According to George Speight, the leader of the coup, he has the overwhelming support of the indigenous Fijians, who make up just over half the population.
It is true that he enjoys a strong following, mainly among poorer Fijians in and around the capital Suva, who feel excluded from the prosperity which has come from tourism and Fiji's natural resources. Mr Speight is a skilful speaker, who has exploited his notoriety very effectively to rally support behind his campaign for a racially-separated political system. At gunpoint But if he were as popular as he claims, why not simply contest an election, rather than take over the parliament at gunpoint? In any case, he is disliked by the ethnic Indians, who make up around 45% of the population and who dominate the economy. He is also opposed by many indigenous people, especially in the west, where the tourist industry has been badly hit by the crisis. So why has he been so successful? He has been helped by the ambivalent response of Fiji's traditional elite. Initially there was strong condemnation from the veteran President, Ratu Sir Kamisese Mara, one of modern Fiji's founding fathers. The Indian community was also outraged by the incarceration of Prime Minister Mahendra Chaudhry - the country's first ethnic Indian premier - and the overthrow of his government.

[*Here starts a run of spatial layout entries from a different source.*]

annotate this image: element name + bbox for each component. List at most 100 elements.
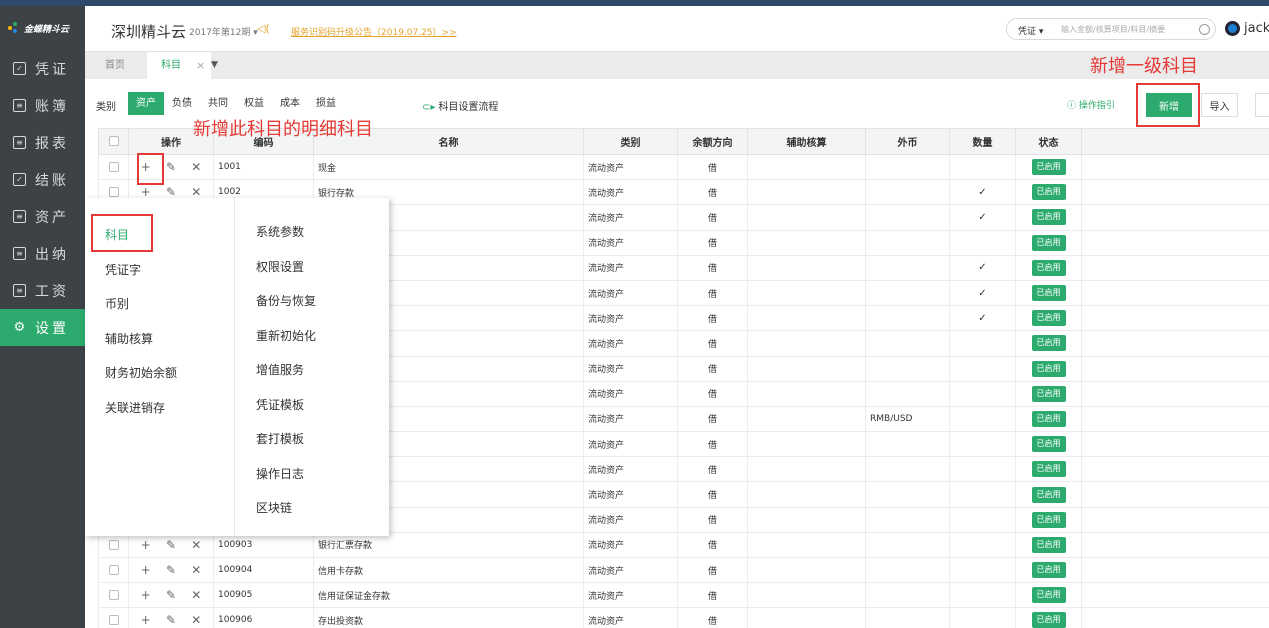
status-badge[interactable]: 已启用 [1031,259,1066,276]
sidebar-item-5[interactable]: ≡ 出纳 [0,235,85,272]
foreign-currency [865,456,950,483]
user-name[interactable]: jack [1244,21,1269,36]
status-badge[interactable]: 已启用 [1031,310,1066,327]
aux-accounting [747,305,866,332]
category-tab-5[interactable]: 损益 [308,92,344,115]
period-select[interactable]: 2017年第12期 ▾ [189,25,258,38]
status-badge[interactable]: 已启用 [1031,486,1066,503]
status-badge[interactable]: 已启用 [1031,536,1066,553]
category-tab-3[interactable]: 权益 [236,92,272,115]
sidebar-item-3[interactable]: ✓ 结账 [0,161,85,198]
menu-item-col1-5[interactable]: 关联进销存 [85,391,234,426]
sidebar-item-7[interactable]: ⚙ 设置 [0,309,85,346]
category-tab-4[interactable]: 成本 [272,92,308,115]
menu-item-col2-1[interactable]: 权限设置 [236,250,389,285]
menu-item-col2-0[interactable]: 系统参数 [236,215,389,250]
announcement-link[interactable]: 服务识别码升级公告（2019.07.25）>> [291,25,457,38]
status-badge[interactable]: 已启用 [1031,184,1066,201]
edit-pencil-icon[interactable]: ✎ [166,160,176,174]
sidebar-item-0[interactable]: ✓ 凭证 [0,50,85,87]
menu-item-col2-4[interactable]: 增值服务 [236,353,389,388]
sidebar-item-6[interactable]: ≡ 工资 [0,272,85,309]
balance-direction: 借 [677,431,748,458]
sidebar-item-4[interactable]: ≡ 资产 [0,198,85,235]
edit-pencil-icon[interactable]: ✎ [166,538,176,552]
row-select-cell[interactable] [98,607,129,628]
status-badge[interactable]: 已启用 [1031,385,1066,402]
row-select-cell[interactable] [98,556,129,584]
tab-home[interactable]: 首页 [105,52,125,79]
global-search[interactable]: 凭证 ▾ 输入金额/核算项目/科目/摘要 [1006,18,1216,40]
delete-icon[interactable]: ✕ [191,588,201,602]
status-badge[interactable]: 已启用 [1031,587,1066,604]
row-select-cell[interactable] [98,153,129,181]
status-badge[interactable]: 已启用 [1031,511,1066,528]
menu-item-col2-8[interactable]: 区块链 [236,491,389,526]
menu-item-col1-2[interactable]: 币别 [85,287,234,322]
menu-item-col2-5[interactable]: 凭证模板 [236,388,389,423]
table-row[interactable]: + ✎ ✕ 100903 银行汇票存款 流动资产借 已启用 [98,531,1269,559]
row-select-cell[interactable] [98,582,129,609]
account-category: 流动资产 [583,405,678,433]
category-tab-2[interactable]: 共同 [200,92,236,115]
sidebar-item-2[interactable]: ≡ 报表 [0,124,85,161]
app-logo[interactable]: 金蝶精斗云 [0,6,85,50]
delete-icon[interactable]: ✕ [191,563,201,577]
search-icon[interactable] [1199,24,1210,35]
row-checkbox[interactable] [108,187,119,198]
select-all-checkbox[interactable] [108,136,119,146]
edit-pencil-icon[interactable]: ✎ [166,563,176,577]
status-badge[interactable]: 已启用 [1031,612,1066,628]
status-badge[interactable]: 已启用 [1031,360,1066,377]
status-badge[interactable]: 已启用 [1031,234,1066,251]
menu-item-col1-3[interactable]: 辅助核算 [85,322,234,357]
category-tab-1[interactable]: 负债 [164,92,200,115]
status-badge[interactable]: 已启用 [1031,209,1066,226]
company-name[interactable]: 深圳精斗云 [111,21,186,42]
table-row[interactable]: + ✎ ✕ 1001 现金 流动资产借已启用 [98,153,1269,181]
menu-item-col1-4[interactable]: 财务初始余额 [85,356,234,391]
menu-item-col2-3[interactable]: 重新初始化 [236,319,389,354]
status-badge[interactable]: 已启用 [1031,436,1066,453]
user-avatar[interactable] [1225,21,1240,36]
row-checkbox[interactable] [108,161,119,172]
add-child-icon[interactable]: + [141,588,151,602]
status-badge[interactable]: 已启用 [1031,159,1066,176]
add-child-icon[interactable]: + [141,538,151,552]
menu-item-col2-6[interactable]: 套打模板 [236,422,389,457]
menu-item-col2-7[interactable]: 操作日志 [236,457,389,492]
menu-item-col2-2[interactable]: 备份与恢复 [236,284,389,319]
import-button[interactable]: 导入 [1201,93,1238,117]
guide-link[interactable]: ⓘ 操作指引 [1067,98,1115,111]
edit-pencil-icon[interactable]: ✎ [166,588,176,602]
tabs-dropdown-icon[interactable]: ▼ [211,52,218,79]
select-all-header[interactable] [98,128,129,155]
add-child-icon[interactable]: + [141,613,151,627]
edit-pencil-icon[interactable]: ✎ [166,613,176,627]
menu-item-col1-1[interactable]: 凭证字 [85,253,234,288]
delete-icon[interactable]: ✕ [191,613,201,627]
status-badge[interactable]: 已启用 [1031,562,1066,579]
search-type-select[interactable]: 凭证 ▾ [1018,24,1043,37]
status-badge[interactable]: 已启用 [1031,285,1066,302]
close-icon[interactable]: × [196,52,205,79]
status-badge[interactable]: 已启用 [1031,410,1066,427]
delete-icon[interactable]: ✕ [191,538,201,552]
row-checkbox[interactable] [108,615,119,626]
row-checkbox[interactable] [108,539,119,550]
more-button[interactable] [1255,93,1269,117]
table-row[interactable]: + ✎ ✕ 100905 信用证保证金存款 流动资产借 已启用 [98,582,1269,609]
add-child-icon[interactable]: + [141,563,151,577]
row-checkbox[interactable] [108,590,119,601]
table-row[interactable]: + ✎ ✕ 100904 信用卡存款 流动资产借 已启用 [98,556,1269,584]
category-tab-0[interactable]: 资产 [128,92,164,115]
delete-icon[interactable]: ✕ [191,160,201,174]
table-row[interactable]: + ✎ ✕ 100906 存出投资款 流动资产借 已启用 [98,607,1269,628]
row-checkbox[interactable] [108,564,119,575]
search-input[interactable]: 输入金额/核算项目/科目/摘要 [1061,24,1165,35]
account-setup-flow-link[interactable]: ⊂▸ 科目设置流程 [422,98,498,113]
sidebar-item-1[interactable]: ≡ 账簿 [0,87,85,124]
status-badge[interactable]: 已启用 [1031,461,1066,478]
status-badge[interactable]: 已启用 [1031,335,1066,352]
row-select-cell[interactable] [98,531,129,559]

Martial law But both the traditional chiefs, who still wield a lot of influence over political life, and the armed forces, which have declared martial law, have tried to meet Mr Speight's political demands - even though this means throwing out the constitution and leaving Fiji without a workable political system. The army in particular could have isolated the rebels in the first days of the crisis and been much tougher in its negotiations.
Instead, it allowed George Speight's followers and the media to join him in the parliament, turning his coup into something resembling a popular uprising.
As a result, the country now faces a severely damaged economy and international isolation. It seems a heavy price to pay, even taking into account the fact that Mr Speight is holding most of the government hostage. Undoubtedly, the military has been keen to avoid bloodshed. "Rather talk" Fijians say armed confrontation is simply not their custom - they would rather talk it through, however long it takes. George Speight's protest message also strikes a chord with the rank and file of the security forces, who are 99% indigenous Fijians. That would make it difficult for their commanders to order an attack on the rebels. This is a very close-knit society, and some of the rebels are related to the troops facing them. Some members of the armed forces have joined George Speight. Shallow roots Just as important is the fact that democracy has shallow roots in Fiji. Since independence in 1970 the constitution has been changed twice.
The last constitution, introduced in 1997, allowed open competition for seats for the first time - previously there were separate indigenous and Indian seats.
It was widely assumed that an ethnic Fijian would become prime minister after last year's election. But skilful exploitation of the divisions in the indigenous parties allowed Mahendra Chaudhry's Labour Party to form the winning coalition. It was a result many Fijians found hard to accept. Fijian democracy is also blended with tribal customs, giving the traditional chiefs a powerful voice in the appointment of the president and senate. Many Fijians expected the Great Council of Chiefs to sort out the crisis for them - they have been disappointed. Two communities The chiefs are divided by a host of personal and regional rivalries, and they are unused to making the tough choices presented to them by the coup. At the very heart of the matter is the problem of designing a constitution which addresses the very different demands of the two communities. Indians want to compete freely for political power, using their organisational strength within the trade union movement and business networks. Indigenous Fijians feel that as the original inhabitants of the islands they have a special relationship with the land which could be endangered by an Indian-dominated government. Many are critical of the violent tactics used by George Speight, but they like what he is fighting for - a Fiji in which only indigenous people can control political power. They say the old constitution was unsuitable. The challenge now facing the military is to form an interim government strong enough to design a new constitution and organise new elections.